Thomas Hatch Back In Action

BUIES CREEK, N.C.–Thomas Hatch had to wait nearly 10 months to make his professional debut after signing with the Cubs.

Now that the 22-year-old righthander is back on the mound, he is loving every minute of it.

Hatch, the Cubs’ No. 13 prospect, struck out five in 4.2 innings in his second professional start for high Class A Myrtle Beach on Wednesday afternoon, ultimately taking the loss in a 5-1 defeat to host Buies Creek (Astros).

“I’m really excited,” Hatch said. “For it to be able to count, to be in a game that matters, it’s different.”

The Cubs made Hatch their top pick in the 2016 draft, taking him in the third round out of Oklahoma State and signing him for a $573,900 bonus, but Hatch didn’t pitch for them because he threw 130.1 innings for the Cowboys as they made a deep run to the College World Series.

Rather than add to his workload after signing, the Cubs opted to rest Hatch and limit his pitching to instructional league, especially considering he missed 2015 with an elbow strain.

While it was frustrating to sit out, Hatch is seeing the rewards now.

“I feel great, my arm feels great,” Hatch said. “Today I felt like my stuff was really good. People were swinging and missing and I got some ground balls. Just a couple of pitches here and there from throwing five scoreless I felt like.”

Hatch pitched five innings with one hit and no earned runs allowed in his professional debut against Lynchburg last week and was solid Wednesday before running into trouble at the end. He didn’t allow an earned run through 4.2 innings before giving up three hits and three runs with two outs in the fifth, including a Kyle Tucker two-run double.

Hatch’s fastball comfortably sat 92-94 mph with sink and his 83-85 mph slider froze hitters when it landed in the zone and got swings and misses when he buried it in the dirt. He also showcased an 81 mph changeup to round out his arsenal.

“He’s fun to catch,” Myrtle Beach catcher Tyler Alamo said. “The guy’s got crazy movement with his sinker. He knows how to pitch. He was picked where he was for a reason.

“His last start back in Lynchburg he was spot on. He was missing low if anything. He was on point and that’s what I saw in spring training, he was the same way. He was unbelievably dominant in spring training just carving guys up.
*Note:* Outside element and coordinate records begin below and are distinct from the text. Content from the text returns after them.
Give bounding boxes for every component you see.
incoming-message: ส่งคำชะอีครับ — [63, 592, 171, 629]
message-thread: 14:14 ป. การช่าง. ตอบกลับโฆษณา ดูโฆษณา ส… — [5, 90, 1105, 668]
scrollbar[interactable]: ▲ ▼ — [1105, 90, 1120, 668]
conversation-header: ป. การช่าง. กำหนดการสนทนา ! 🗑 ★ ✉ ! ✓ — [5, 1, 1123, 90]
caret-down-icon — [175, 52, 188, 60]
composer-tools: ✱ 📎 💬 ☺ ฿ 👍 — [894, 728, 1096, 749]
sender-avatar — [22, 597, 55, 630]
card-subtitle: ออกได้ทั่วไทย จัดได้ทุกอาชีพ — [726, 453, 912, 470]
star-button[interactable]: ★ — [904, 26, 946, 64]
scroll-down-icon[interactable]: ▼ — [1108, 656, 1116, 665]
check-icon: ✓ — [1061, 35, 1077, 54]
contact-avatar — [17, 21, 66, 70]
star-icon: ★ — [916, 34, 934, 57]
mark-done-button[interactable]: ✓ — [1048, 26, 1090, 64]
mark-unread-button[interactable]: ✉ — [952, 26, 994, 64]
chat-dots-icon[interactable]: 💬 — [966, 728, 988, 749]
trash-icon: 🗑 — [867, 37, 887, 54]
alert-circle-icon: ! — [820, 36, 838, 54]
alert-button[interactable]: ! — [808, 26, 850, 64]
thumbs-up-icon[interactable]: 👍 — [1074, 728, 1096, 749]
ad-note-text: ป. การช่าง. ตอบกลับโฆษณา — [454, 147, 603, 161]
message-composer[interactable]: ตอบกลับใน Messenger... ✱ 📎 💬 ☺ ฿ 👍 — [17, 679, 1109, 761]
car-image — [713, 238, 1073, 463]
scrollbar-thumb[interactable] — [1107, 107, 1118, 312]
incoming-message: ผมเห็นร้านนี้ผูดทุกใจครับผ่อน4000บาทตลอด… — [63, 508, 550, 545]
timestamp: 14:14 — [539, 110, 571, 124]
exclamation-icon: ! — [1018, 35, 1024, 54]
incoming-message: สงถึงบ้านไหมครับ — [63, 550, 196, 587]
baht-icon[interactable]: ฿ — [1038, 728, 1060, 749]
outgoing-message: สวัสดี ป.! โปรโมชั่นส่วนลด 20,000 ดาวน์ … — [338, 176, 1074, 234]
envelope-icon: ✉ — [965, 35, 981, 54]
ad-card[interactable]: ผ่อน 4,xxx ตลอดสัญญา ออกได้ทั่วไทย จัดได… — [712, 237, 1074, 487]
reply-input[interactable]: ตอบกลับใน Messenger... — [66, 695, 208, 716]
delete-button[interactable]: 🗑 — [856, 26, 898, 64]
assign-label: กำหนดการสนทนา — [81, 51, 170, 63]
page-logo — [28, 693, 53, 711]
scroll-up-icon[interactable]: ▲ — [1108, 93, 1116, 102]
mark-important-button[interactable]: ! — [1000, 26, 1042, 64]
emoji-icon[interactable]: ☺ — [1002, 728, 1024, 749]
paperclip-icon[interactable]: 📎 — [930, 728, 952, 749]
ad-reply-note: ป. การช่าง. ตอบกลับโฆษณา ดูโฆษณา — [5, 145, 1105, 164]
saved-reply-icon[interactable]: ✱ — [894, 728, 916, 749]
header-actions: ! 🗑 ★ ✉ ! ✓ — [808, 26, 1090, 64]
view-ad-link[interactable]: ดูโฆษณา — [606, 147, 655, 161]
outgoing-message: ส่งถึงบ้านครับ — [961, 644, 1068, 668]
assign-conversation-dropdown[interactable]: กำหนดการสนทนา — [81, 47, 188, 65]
He has the capability to do that, to be that dominating guy.”

Hatch said his next step is to mix in his changeup more–he only threw 5-6 changeups in 81 pitches by his count–and do it against lefthanded hitters in particular. The hope is that will help him better make it through an order a third time as well as neutralize lefties.

Regardless, it’s a developmental step he is happy to be working on in games rather than on practice fields.

“It’s fun when it matters,” Hatch said, smiling. “You get a little more juice going.”


NEWS AND NOTES

• Astros righthander Akeem Bostick retired the first 11 batters and finished with six scoreless innings, two hits allowed, one walk and six strikeouts. His fastball sat 90-92 mph and touched 95 and he mixed in an effective 82-84 mph slider. Most importantly he threw 48 of 71 (67.6 percent) pitches for strikes. He has walked three in 11 innings this season after walking 5.5 per nine in high Class A a year ago.

• Tucker, the Astros No. 2 prospect, started in right field and went 1-for-3 with a double, a walk and a hit by pitch. He lined a two-out, two-strike pitch from Hatch the opposite way down the left-field line for his two-run double and is now hitting .33/.419/.617 through six games.

• Cubs No. 11 prospect Eddy Martinez started in right field and went 0-for-4. He lined out hard to right field in his first at-bat, hit two routine grounders to third and flied to right in his final plate appearance. Martinez also showed impressive arm strength from right on a throw to the plate, but it was high and up the first base line.